10月の消費者物価指数(除く生鮮食品)は前年同月比-0.1%と3ヶ月連続(9月同-0.1%)の下落となった。確かに、これまでの円安によるコストプッシュの価格転嫁の進展が、物価の押し上げに働いている。しかし、昨年後半から年初までの原油価格の急落の影響が前年同月比で強く残っており、2%の物価上昇の日銀のコミットメントに反し、コアCPI前年同月比は下落している。
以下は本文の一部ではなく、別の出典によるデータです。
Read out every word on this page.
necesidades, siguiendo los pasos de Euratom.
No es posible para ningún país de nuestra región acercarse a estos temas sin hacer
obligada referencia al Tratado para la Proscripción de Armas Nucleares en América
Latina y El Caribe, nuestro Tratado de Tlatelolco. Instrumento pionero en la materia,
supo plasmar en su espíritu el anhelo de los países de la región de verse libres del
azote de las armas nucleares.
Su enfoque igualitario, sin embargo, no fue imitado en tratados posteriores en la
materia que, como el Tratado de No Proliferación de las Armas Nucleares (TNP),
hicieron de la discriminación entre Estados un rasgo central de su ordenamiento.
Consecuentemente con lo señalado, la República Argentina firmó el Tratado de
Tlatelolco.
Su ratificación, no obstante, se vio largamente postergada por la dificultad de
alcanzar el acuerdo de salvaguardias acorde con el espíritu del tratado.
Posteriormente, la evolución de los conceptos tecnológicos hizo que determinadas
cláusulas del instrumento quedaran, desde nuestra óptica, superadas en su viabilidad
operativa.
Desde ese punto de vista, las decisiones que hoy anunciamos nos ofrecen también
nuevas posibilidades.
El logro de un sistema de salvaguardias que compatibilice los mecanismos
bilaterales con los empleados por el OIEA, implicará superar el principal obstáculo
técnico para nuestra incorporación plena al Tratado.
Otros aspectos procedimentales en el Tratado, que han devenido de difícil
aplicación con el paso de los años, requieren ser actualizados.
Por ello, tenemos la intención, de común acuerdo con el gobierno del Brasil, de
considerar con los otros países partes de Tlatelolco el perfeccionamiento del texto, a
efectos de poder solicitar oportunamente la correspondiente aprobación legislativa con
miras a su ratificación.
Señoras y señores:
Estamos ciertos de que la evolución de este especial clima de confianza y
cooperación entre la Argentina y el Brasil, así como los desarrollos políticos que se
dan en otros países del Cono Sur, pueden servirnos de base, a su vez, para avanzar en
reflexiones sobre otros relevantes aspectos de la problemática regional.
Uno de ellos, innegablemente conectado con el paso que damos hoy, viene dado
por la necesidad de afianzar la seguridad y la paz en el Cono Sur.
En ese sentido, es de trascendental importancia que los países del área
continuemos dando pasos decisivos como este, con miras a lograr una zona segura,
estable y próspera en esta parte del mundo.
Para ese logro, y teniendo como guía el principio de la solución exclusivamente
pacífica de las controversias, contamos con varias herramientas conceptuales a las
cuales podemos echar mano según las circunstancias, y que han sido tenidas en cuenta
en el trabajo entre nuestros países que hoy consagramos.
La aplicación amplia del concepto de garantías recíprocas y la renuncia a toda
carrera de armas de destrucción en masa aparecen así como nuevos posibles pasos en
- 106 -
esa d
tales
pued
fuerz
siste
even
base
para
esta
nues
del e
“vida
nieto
7月以降、原油価格は再び下落してしまい、その後のリバウンドも弱い。4-6月期の実質GDPのマイナス成長の大きな原因となったのが消費の弱さであった。昨年4月の消費税率引き上げによる消費者心理の萎縮がまだ残ってい中で、食料品を中心とした値上げが続き、消費者が防衛的になってしまっているようだ。2017年4月に再度の消費税率の引き上げがあることも、消費者心理を抑制している可能性もある。今後の更なる値上げが需要を大きく減少させるリスクを企業は感じ始め、値上げに慎重になっていくだろう。そして、新興国経済の弱さなどにより、被服と食料を中心とした値上げが鈍くなる可能性もある。

労働需給逼迫による賃金上昇の影響が強くなり、原油価格の下落の影響が剥落していく1-3月期以降は持ち直すとみられる。しかし、2016年末までに+1%程度まで戻るのが精一杯であり、物価上昇のモメンタムは日銀が想定するよりかなり弱いとみられる。需要拡大がついてこなければ、コストプッシュのみによる物価上昇は継続しないだろう。

2016年は、物価上昇が賃金上昇に若干遅れることによる実質賃金の上昇が消費活動を刺激するという、2014・5年とは逆の展開になっていくと考えられる。11月25日の記者会見で、白井日銀審議委員は「物価上昇と賃金上昇は必ずしも同時進行にならない」と指摘している。

物価上昇がより強い時には実質賃金減少により消費は弱くなり、逆の場合は消費は強くなる。もちろん、数年でならしてみれば、物価上昇と賃金上昇はトレンドとして似てくると考えられる。

そのトレンドがしっかり確認できるためには、自然失業率とみられる3.5%を下回った失業率が、更に3%を下回る水準に低下し、労働需給の引き締まりが賃金上昇を強くし、消費活動の拡大が牽引する形で物価上昇が加速していくかどうかを確認する必要がある。2016年にはその萌芽がみられると考えるが、日銀の目標である2%の安定的な物価上昇の「2016年度後半」の達成は困難であると考える。

10月の失業率は3.1%(9月3.4%)と、引き続き自然失業率を下回り、更なる低下が見られた。ただ、10月の失業率の大幅な低下の結果は、9月のシルバーウィーク後に労働市場から退出してしまった労働者が大きく増加したのが理由であり、失業率は持続的に低下のトレンドにあるとはいえ、3.1%の結果はできすぎである。

10月の有効求人倍率は1.24倍(9月の1.24倍)と、1992年以来の高水準となっている。11月の東京都区部消費者物価指数(除く生鮮食品)は0.0%(10月同-0.2%)と、5ヶ月ぶりに下落を回避した。しかし、前年同月比はゼロ%近辺での推移からしばらくは脱することができず、物価上昇の加速はしばらく感じられないだろう。